Often the highway narrows to a very tight two lanes passing through a village where the homes and shops are separated from the roadway by only a three foot wide sidewalk, and occassionally, no sidewalk at all. At nearly every significant intersection of this highway with other roads, we encounter the well designed traffic circle. The circle may intersect as many as five or six roads with multiple signage pointing the way to major (and minor) towns. A word of advice...if you decide to travel by car in Italy, pay careful attention to the signs, especially if you are unfamiliar with the locales where you travel. Know, however, even if you do get lost, that in itself, can be a very pleasant adventure. In 2006, we left the paved highway (relying on a GPS) and traveled, nearly in circles, for an hour or so, through some pretty, and some very wild, countryside, on a dirt road, before we stopped and asked directions of a non english speaking gent in a brushy wooded area where hunters were about chasing wild boar.

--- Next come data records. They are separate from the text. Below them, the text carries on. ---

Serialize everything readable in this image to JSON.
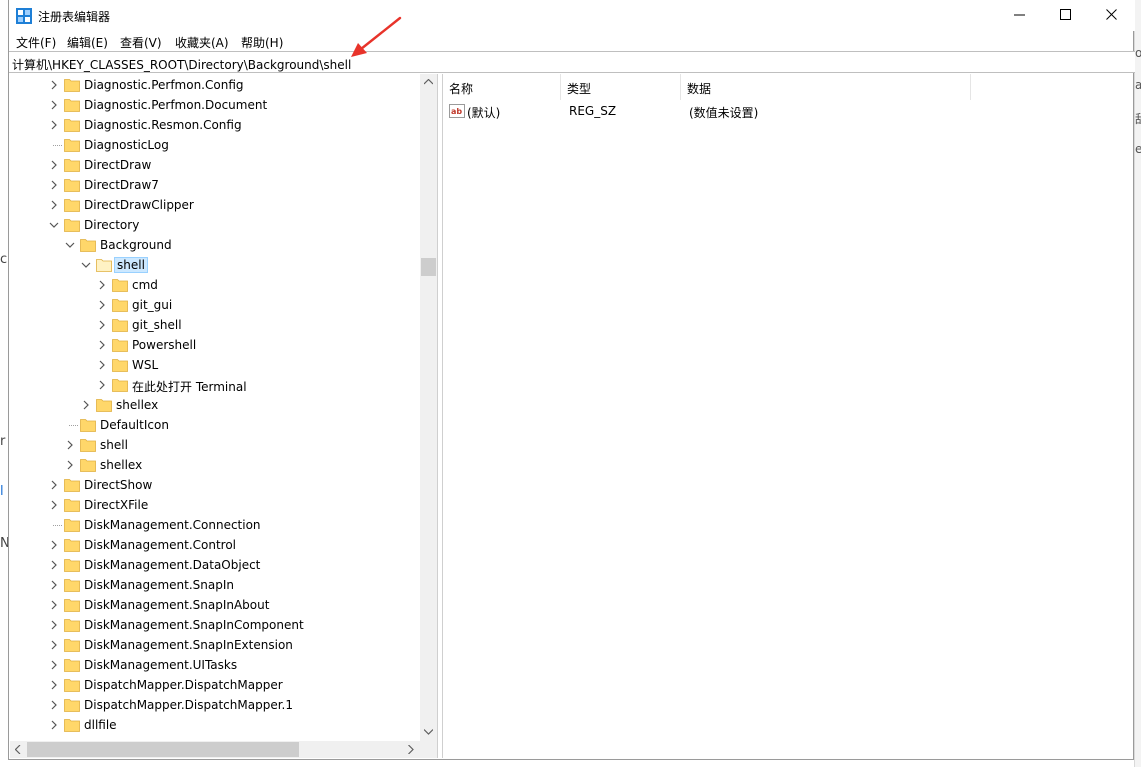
{
  "window": {
    "title": "注册表编辑器"
  },
  "menu": [
    "文件(F)",
    "编辑(E)",
    "查看(V)",
    "收藏夹(A)",
    "帮助(H)"
  ],
  "address": "计算机\\HKEY_CLASSES_ROOT\\Directory\\Background\\shell",
  "tree": [
    {
      "label": "Diagnostic.Perfmon.Config",
      "level": 0,
      "expander": "collapsed"
    },
    {
      "label": "Diagnostic.Perfmon.Document",
      "level": 0,
      "expander": "collapsed"
    },
    {
      "label": "Diagnostic.Resmon.Config",
      "level": 0,
      "expander": "collapsed"
    },
    {
      "label": "DiagnosticLog",
      "level": 0,
      "expander": "none"
    },
    {
      "label": "DirectDraw",
      "level": 0,
      "expander": "collapsed"
    },
    {
      "label": "DirectDraw7",
      "level": 0,
      "expander": "collapsed"
    },
    {
      "label": "DirectDrawClipper",
      "level": 0,
      "expander": "collapsed"
    },
    {
      "label": "Directory",
      "level": 0,
      "expander": "expanded"
    },
    {
      "label": "Background",
      "level": 1,
      "expander": "expanded"
    },
    {
      "label": "shell",
      "level": 2,
      "expander": "expanded",
      "selected": true
    },
    {
      "label": "cmd",
      "level": 3,
      "expander": "collapsed"
    },
    {
      "label": "git_gui",
      "level": 3,
      "expander": "collapsed"
    },
    {
      "label": "git_shell",
      "level": 3,
      "expander": "collapsed"
    },
    {
      "label": "Powershell",
      "level": 3,
      "expander": "collapsed"
    },
    {
      "label": "WSL",
      "level": 3,
      "expander": "collapsed"
    },
    {
      "label": "在此处打开 Terminal",
      "level": 3,
      "expander": "collapsed"
    },
    {
      "label": "shellex",
      "level": 2,
      "expander": "collapsed"
    },
    {
      "label": "DefaultIcon",
      "level": 1,
      "expander": "none"
    },
    {
      "label": "shell",
      "level": 1,
      "expander": "collapsed"
    },
    {
      "label": "shellex",
      "level": 1,
      "expander": "collapsed"
    },
    {
      "label": "DirectShow",
      "level": 0,
      "expander": "collapsed"
    },
    {
      "label": "DirectXFile",
      "level": 0,
      "expander": "collapsed"
    },
    {
      "label": "DiskManagement.Connection",
      "level": 0,
      "expander": "none"
    },
    {
      "label": "DiskManagement.Control",
      "level": 0,
      "expander": "collapsed"
    },
    {
      "label": "DiskManagement.DataObject",
      "level": 0,
      "expander": "collapsed"
    },
    {
      "label": "DiskManagement.SnapIn",
      "level": 0,
      "expander": "collapsed"
    },
    {
      "label": "DiskManagement.SnapInAbout",
      "level": 0,
      "expander": "collapsed"
    },
    {
      "label": "DiskManagement.SnapInComponent",
      "level": 0,
      "expander": "collapsed"
    },
    {
      "label": "DiskManagement.SnapInExtension",
      "level": 0,
      "expander": "collapsed"
    },
    {
      "label": "DiskManagement.UITasks",
      "level": 0,
      "expander": "collapsed"
    },
    {
      "label": "DispatchMapper.DispatchMapper",
      "level": 0,
      "expander": "collapsed"
    },
    {
      "label": "DispatchMapper.DispatchMapper.1",
      "level": 0,
      "expander": "collapsed"
    },
    {
      "label": "dllfile",
      "level": 0,
      "expander": "collapsed"
    }
  ],
  "columns": [
    "名称",
    "类型",
    "数据"
  ],
  "values": [
    {
      "name": "(默认)",
      "type": "REG_SZ",
      "data": "(数值未设置)"
    }
  ],
  "colors": {
    "selection": "#cce8ff",
    "folder": "#ffd76a",
    "arrow": "#e8332a"
  }
}
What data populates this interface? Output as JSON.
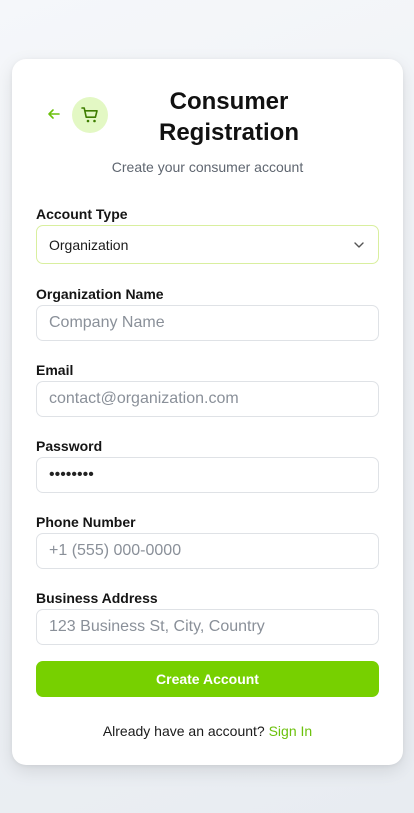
{
  "header": {
    "title": "Consumer Registration",
    "subtitle": "Create your consumer account",
    "back_icon": "arrow-left-icon",
    "logo_icon": "shopping-cart-icon",
    "accent_color": "#77d000"
  },
  "form": {
    "account_type": {
      "label": "Account Type",
      "value": "Organization"
    },
    "organization_name": {
      "label": "Organization Name",
      "placeholder": "Company Name"
    },
    "email": {
      "label": "Email",
      "placeholder": "contact@organization.com"
    },
    "password": {
      "label": "Password",
      "value": "••••••••"
    },
    "phone": {
      "label": "Phone Number",
      "placeholder": "+1 (555) 000-0000"
    },
    "address": {
      "label": "Business Address",
      "placeholder": "123 Business St, City, Country"
    },
    "submit_label": "Create Account"
  },
  "footer": {
    "prompt": "Already have an account?",
    "link": "Sign In"
  }
}
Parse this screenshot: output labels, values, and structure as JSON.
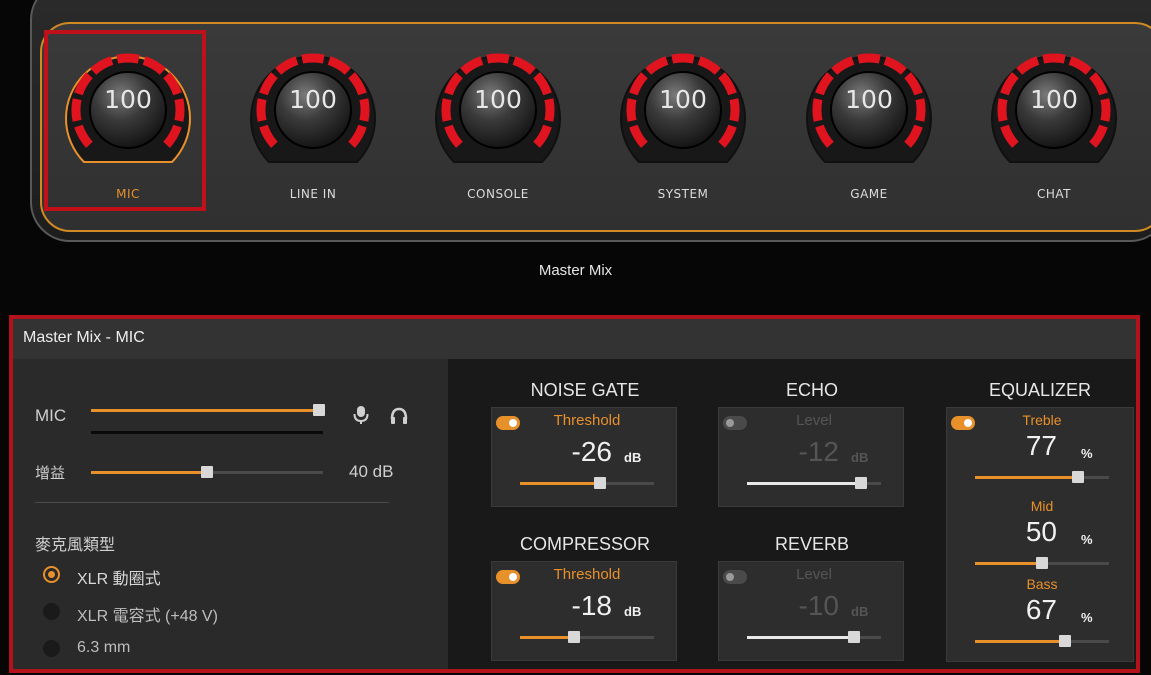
{
  "mixer": {
    "title": "Master Mix",
    "channels": [
      {
        "label": "MIC",
        "value": "100",
        "active": true
      },
      {
        "label": "LINE IN",
        "value": "100",
        "active": false
      },
      {
        "label": "CONSOLE",
        "value": "100",
        "active": false
      },
      {
        "label": "SYSTEM",
        "value": "100",
        "active": false
      },
      {
        "label": "GAME",
        "value": "100",
        "active": false
      },
      {
        "label": "CHAT",
        "value": "100",
        "active": false
      }
    ]
  },
  "detail": {
    "title": "Master Mix - MIC",
    "mic_label": "MIC",
    "mic_level": 1.0,
    "gain_label": "增益",
    "gain_value": "40 dB",
    "gain_level": 0.5,
    "mic_type_title": "麥克風類型",
    "mic_types": [
      {
        "label": "XLR 動圈式",
        "selected": true
      },
      {
        "label": "XLR 電容式 (+48 V)",
        "selected": false
      },
      {
        "label": "6.3 mm",
        "selected": false
      }
    ]
  },
  "effects": {
    "noise_gate": {
      "title": "NOISE GATE",
      "enabled": true,
      "param": "Threshold",
      "value": "-26",
      "unit": "dB",
      "level": 0.6
    },
    "echo": {
      "title": "ECHO",
      "enabled": false,
      "param": "Level",
      "value": "-12",
      "unit": "dB",
      "level": 0.85
    },
    "compressor": {
      "title": "COMPRESSOR",
      "enabled": true,
      "param": "Threshold",
      "value": "-18",
      "unit": "dB",
      "level": 0.4
    },
    "reverb": {
      "title": "REVERB",
      "enabled": false,
      "param": "Level",
      "value": "-10",
      "unit": "dB",
      "level": 0.8
    },
    "equalizer": {
      "title": "EQUALIZER",
      "enabled": true,
      "bands": [
        {
          "label": "Treble",
          "value": "77",
          "unit": "%",
          "level": 0.77
        },
        {
          "label": "Mid",
          "value": "50",
          "unit": "%",
          "level": 0.5
        },
        {
          "label": "Bass",
          "value": "67",
          "unit": "%",
          "level": 0.67
        }
      ]
    }
  },
  "colors": {
    "accent": "#e8902a",
    "ring": "#e0141e",
    "highlight": "#c0101a"
  }
}
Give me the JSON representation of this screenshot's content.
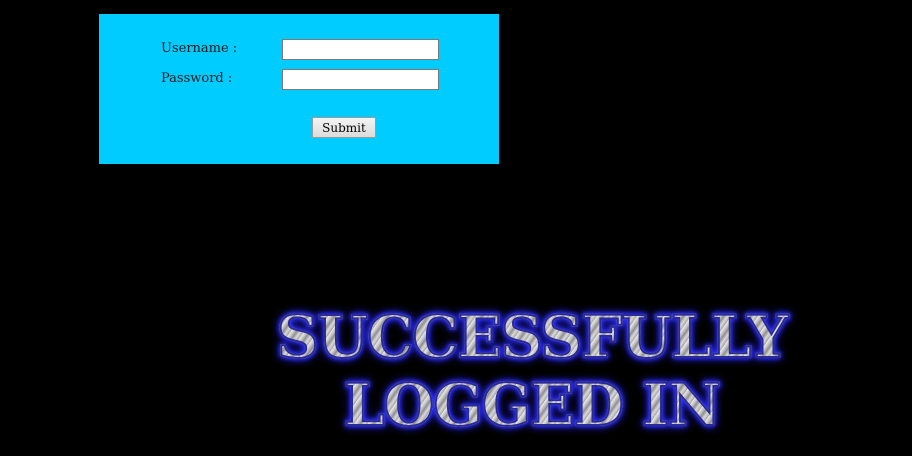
{
  "login_form": {
    "username_label": "Username :",
    "password_label": "Password :",
    "username_value": "",
    "password_value": "",
    "submit_label": "Submit"
  },
  "banner": {
    "line1": "SUCCESSFULLY",
    "line2": "LOGGED IN"
  },
  "colors": {
    "page_background": "#000000",
    "panel_background": "#00ccff",
    "banner_glow": "#2222ff",
    "banner_fill": "#bdbdbd"
  }
}
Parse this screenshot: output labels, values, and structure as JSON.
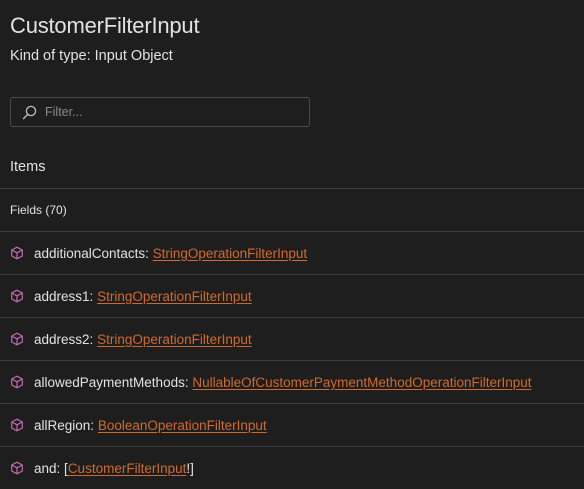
{
  "header": {
    "title": "CustomerFilterInput",
    "kind": "Kind of type: Input Object"
  },
  "filter": {
    "placeholder": "Filter..."
  },
  "items_label": "Items",
  "fields_header": "Fields (70)",
  "fields": [
    {
      "name": "additionalContacts",
      "prefix": "",
      "type": "StringOperationFilterInput",
      "suffix": ""
    },
    {
      "name": "address1",
      "prefix": "",
      "type": "StringOperationFilterInput",
      "suffix": ""
    },
    {
      "name": "address2",
      "prefix": "",
      "type": "StringOperationFilterInput",
      "suffix": ""
    },
    {
      "name": "allowedPaymentMethods",
      "prefix": "",
      "type": "NullableOfCustomerPaymentMethodOperationFilterInput",
      "suffix": ""
    },
    {
      "name": "allRegion",
      "prefix": "",
      "type": "BooleanOperationFilterInput",
      "suffix": ""
    },
    {
      "name": "and",
      "prefix": "[",
      "type": "CustomerFilterInput",
      "suffix": "!]"
    }
  ],
  "colors": {
    "background": "#1e1e1e",
    "link": "#cf6a2e",
    "cube_icon": "#c06bb0",
    "divider": "#3c3c3c"
  },
  "icons": {
    "filter": "search-icon",
    "field": "cube-icon"
  }
}
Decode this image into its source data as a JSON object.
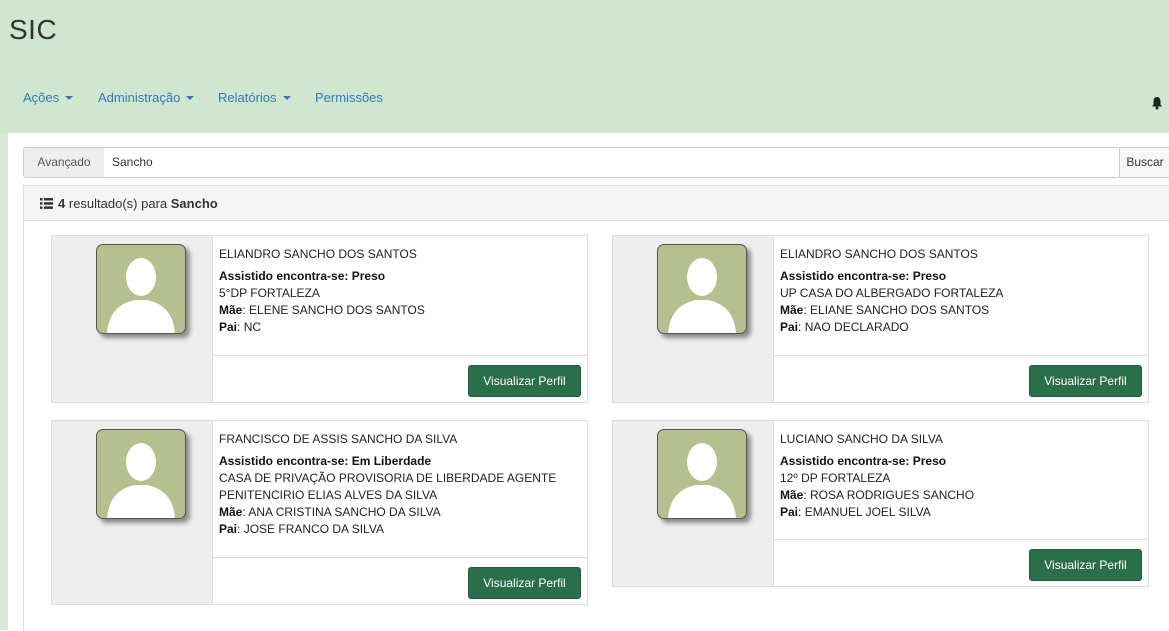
{
  "app": {
    "title": "SIC"
  },
  "nav": [
    {
      "label": "Ações",
      "dropdown": true
    },
    {
      "label": "Administração",
      "dropdown": true
    },
    {
      "label": "Relatórios",
      "dropdown": true
    },
    {
      "label": "Permissões",
      "dropdown": false
    }
  ],
  "icons": {
    "notifications": "bell-icon",
    "results": "list-icon",
    "avatar": "person-silhouette-icon"
  },
  "search": {
    "mode_label": "Avançado",
    "value": "Sancho",
    "button_label": "Buscar"
  },
  "results": {
    "count": "4",
    "label": "resultado(s) para",
    "query": "Sancho"
  },
  "labels": {
    "status": "Assistido encontra-se:",
    "mother": "Mãe",
    "father": "Pai",
    "view_profile": "Visualizar Perfil"
  },
  "cards": [
    {
      "name": "ELIANDRO SANCHO DOS SANTOS",
      "status": "Preso",
      "location": "5°DP FORTALEZA",
      "mother": "ELENE SANCHO DOS SANTOS",
      "father": "NC"
    },
    {
      "name": "ELIANDRO SANCHO DOS SANTOS",
      "status": "Preso",
      "location": "UP CASA DO ALBERGADO FORTALEZA",
      "mother": "ELIANE SANCHO DOS SANTOS",
      "father": "NAO DECLARADO"
    },
    {
      "name": "FRANCISCO DE ASSIS SANCHO DA SILVA",
      "status": "Em Liberdade",
      "location": "CASA DE PRIVAÇÃO PROVISORIA DE LIBERDADE AGENTE PENITENCIRIO ELIAS ALVES DA SILVA",
      "mother": "ANA CRISTINA SANCHO DA SILVA",
      "father": "JOSE FRANCO DA SILVA"
    },
    {
      "name": "LUCIANO SANCHO DA SILVA",
      "status": "Preso",
      "location": "12º DP FORTALEZA",
      "mother": "ROSA RODRIGUES SANCHO",
      "father": "EMANUEL JOEL SILVA"
    }
  ],
  "colors": {
    "header_bg": "#cfe6cf",
    "link": "#337ab7",
    "button_green": "#2a6e4a",
    "avatar_bg": "#b6bf8e"
  }
}
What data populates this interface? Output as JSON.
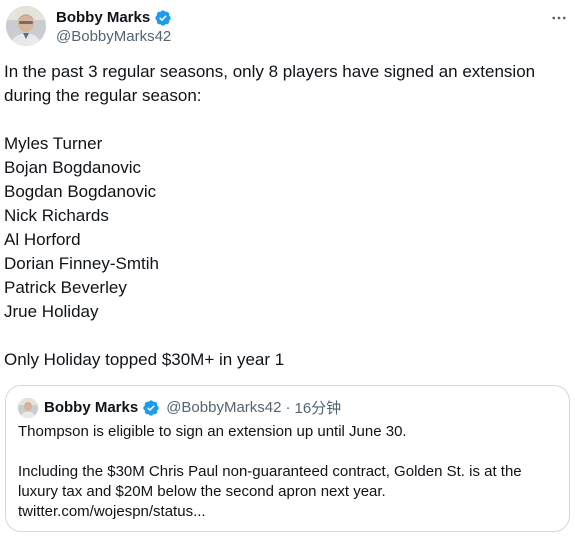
{
  "tweet": {
    "author": {
      "display_name": "Bobby Marks",
      "handle": "@BobbyMarks42",
      "avatar_icon": "user-avatar-photo",
      "verified_icon": "verified-badge-icon"
    },
    "more_icon": "more-options-icon",
    "lines": [
      "In the past 3 regular seasons, only 8 players have signed an extension",
      "during the regular season:",
      "",
      "Myles Turner",
      "Bojan Bogdanovic",
      "Bogdan Bogdanovic",
      "Nick Richards",
      "Al Horford",
      "Dorian Finney-Smtih",
      "Patrick Beverley",
      "Jrue Holiday",
      "",
      "Only Holiday topped $30M+ in year 1"
    ]
  },
  "quoted_tweet": {
    "author": {
      "display_name": "Bobby Marks",
      "handle": "@BobbyMarks42",
      "avatar_icon": "user-avatar-photo",
      "verified_icon": "verified-badge-icon"
    },
    "separator": "·",
    "time": "16分钟",
    "lines": [
      "Thompson is eligible to sign an extension up until June 30.",
      "",
      "Including the $30M Chris Paul non-guaranteed contract, Golden St. is at the",
      "luxury tax and $20M below the second apron next year.",
      "twitter.com/wojespn/status..."
    ]
  },
  "colors": {
    "text": "#0f1419",
    "secondary": "#536471",
    "verified": "#1d9bf0",
    "border": "#cfd9de"
  }
}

A few of the citta and villaggio we passed through were Bellevista, Staggia, Castellina Scalo, San Martino, Siena, Isola d' Arbia, Monteroni d' Arbia, Buonconvento, Torrenieri, San Quirico d' Orcia and finally arriving at Cretaiole about 2PM. Cretaiole sits on a high ridge just a few minutes (by car) west of Pienza and the intrepid walker could walk into Pienza in less than an hour. I say "intrepid" because the walk either involves travel along the highway (limited shoulders) or cross country through the farm fields on dirt roads with views of Pienza obscured by the topography. As an aside...we saw quite a few cyclers on the road, apparently traveling through Italy by bicycle! Courageous and demanding physically.










Again, I digress.

The drive was great but could have been much better if we had planned it so we could have stopped at a few of these small villaggio if only to stretch our legs. Well, leaving that for another trip (which is certain to occur soon)...

Tonight, in/at Cretiaole, a dinner prepared by our host and hostess...pici ragu (bolognaise), wood grilled/roasted meats and sausages, local (jug) wine, grappa and lots of bread. Pici is a thick, hand rolled pasta (fat spagetti) which origine is claimed by this area (Province of Siena) of Tuscany.